Beban kerja pada perawat merupakan salah satu permasalahan dalam
manajemen sumber daya manusia di Rumah Sakit (WHO, 2010 dalam Haruna,
2013). Beban kerja juga mempengaruhi kepuasan kerja seorang perawat
(Prabawati, 2012). Bekerja di ruang IGD dalam setiap kesempatan akan menemui
15

pasien yang memiliki karakteristik bervariasi yang berdampak pada kondisi dan
beban kerja yang berbeda. Untuk itu perawat harus sebagai komponen tenaga
serba bisa, memiliki inisiatif, berprilaku kreatif serta memiliki wawasan yang luas
dengan motivasi kerja keras, cerdas, ikhlas dan kerja berkualitas. Jenis pasien
yang dirawat di ruangan darurat rumah sakit dipandang sebagai tuntutan terhadap
pelayanan kesehatan, jika tidak dikelola dengan baik maka akan dapat
mempengaruhi tingkat kepuasan kerja perawat tersebut.

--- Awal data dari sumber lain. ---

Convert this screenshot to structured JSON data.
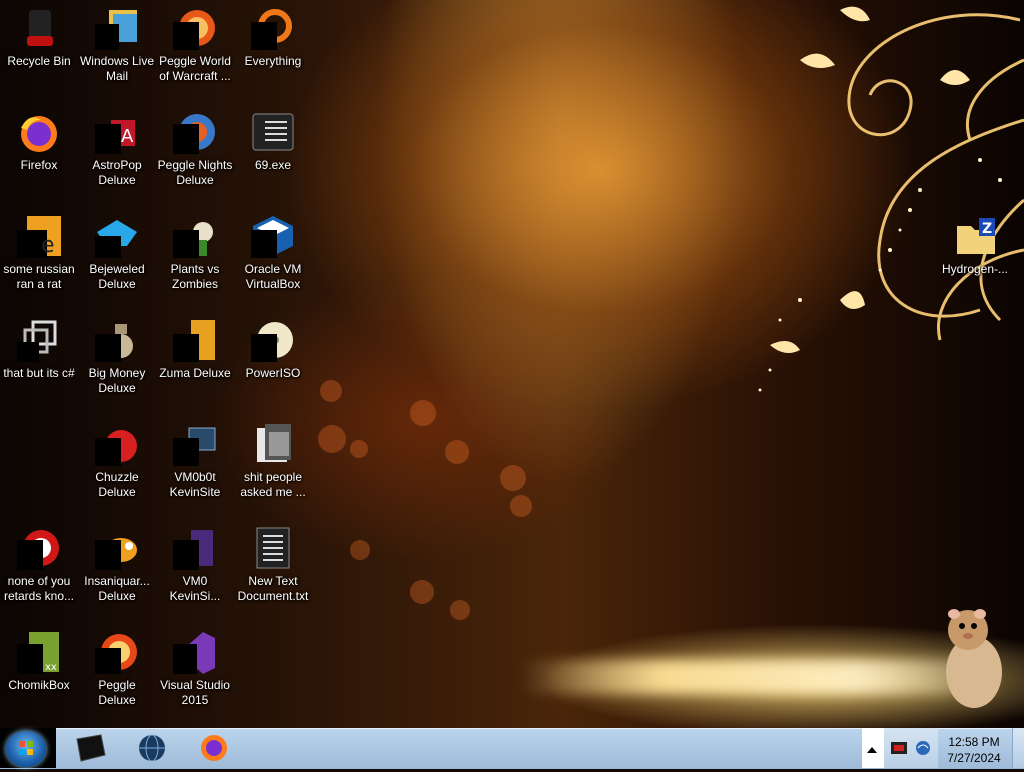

Oleh karena itu beban
kerja yang ada juga harus dapat mengimbangi tingkat kepuasan kerja perawat
yang dimiliki oleh perawat.
Hasil penelitian Mastini (2013) yang berjudul Hubungan Pengetahuan,
Sikap Dan Beban Kerja Dengan Kelengkapan Pendokumentasian Asuhan
Keperawatan Irna Di Rumah Sakit Umum Pusat Sanglah Denpasar menyatakan
bahwa beban kerja perawat sangat berpengaruh terhadap kelengkapan
pendokumentasian asuhan keperawatan di ruang medical surgical RSUP Sanglah
Denpasar, dimana beban kerja sebagian besar tergolong katagori tingkat tinggi
(70%) dan 30% tergolong sedang. Hasil penelitian yang dilakukan oleh
Mustriawati (2013) yang berjudul Hubungan Motivasi Dengan Kepuasan Kerja
Perawat Di Ruang Angsa Dan Ruang Kaswari RSUD Wangaya menunjukkan
bahwa dari 26 responden sebagaian besar perawat yaitu sebanyak 15 orang atau
46,9% mengatakan cukup puas dengan pekerjaan yang dilakukannya. Hasil
penelitian Prabawati (2012) yang berjudul Hubungan Beban Kerja Mental Dengan
Stres Kerja Pada Perawat Bagian Rawat Inap RSJD Dr. R. M. Soedjarwati Klaten
menyatakan bahwa beban kerja mental tinggi 50 % dan 50 % beban kerja mental
sedang. Hasil penelitian Haryanti dkk (2013) yang berjudul Hubungan Antara
Beban Kerja Dengan Stres Kerja Perawat Di Instalasi Gawat Darurat RSUD
Kabupaten Semarang menyatakan bahwa beban kerja perawat sebagian besar
adalah tinggi yaitu sebanyak 27 responden (93,1%) dan yang rendah pada 2
responden (6,0%).
Hasil penelitian Solang dkk (2013) yang berjudul Hubungan Beban Kerja
Dengan Kinerja Perawat Dalam Mengimplementasikan Asuhan Keperawatan Di
Ruang IGD RSUD Prof. Dr. H. Aloei Saboe Kota Gorontalo menyatakan bahwa
16

beban kerja perawat sebagaian besar adalah berat yaitu sebanyak 56,7% dan
beban kerja ringan sebanyak 43,3%. Hasil penelitian Yanidrawati dkk (2011) yang
berjudul Hubungan Kepuasan Kerja Dengan Kinerja Perawat Di Ruang Rawat
Inap Rumah Sakit Umum Daerah Kabupaten Bekasi menyatakan bahwa perawat
sebagaian besar perawat merasa tidak puas dalam bekerja yaitu sebanyak 92,96%
dan hanya 7,04 % perawat yang merasa puas dalam bekerja.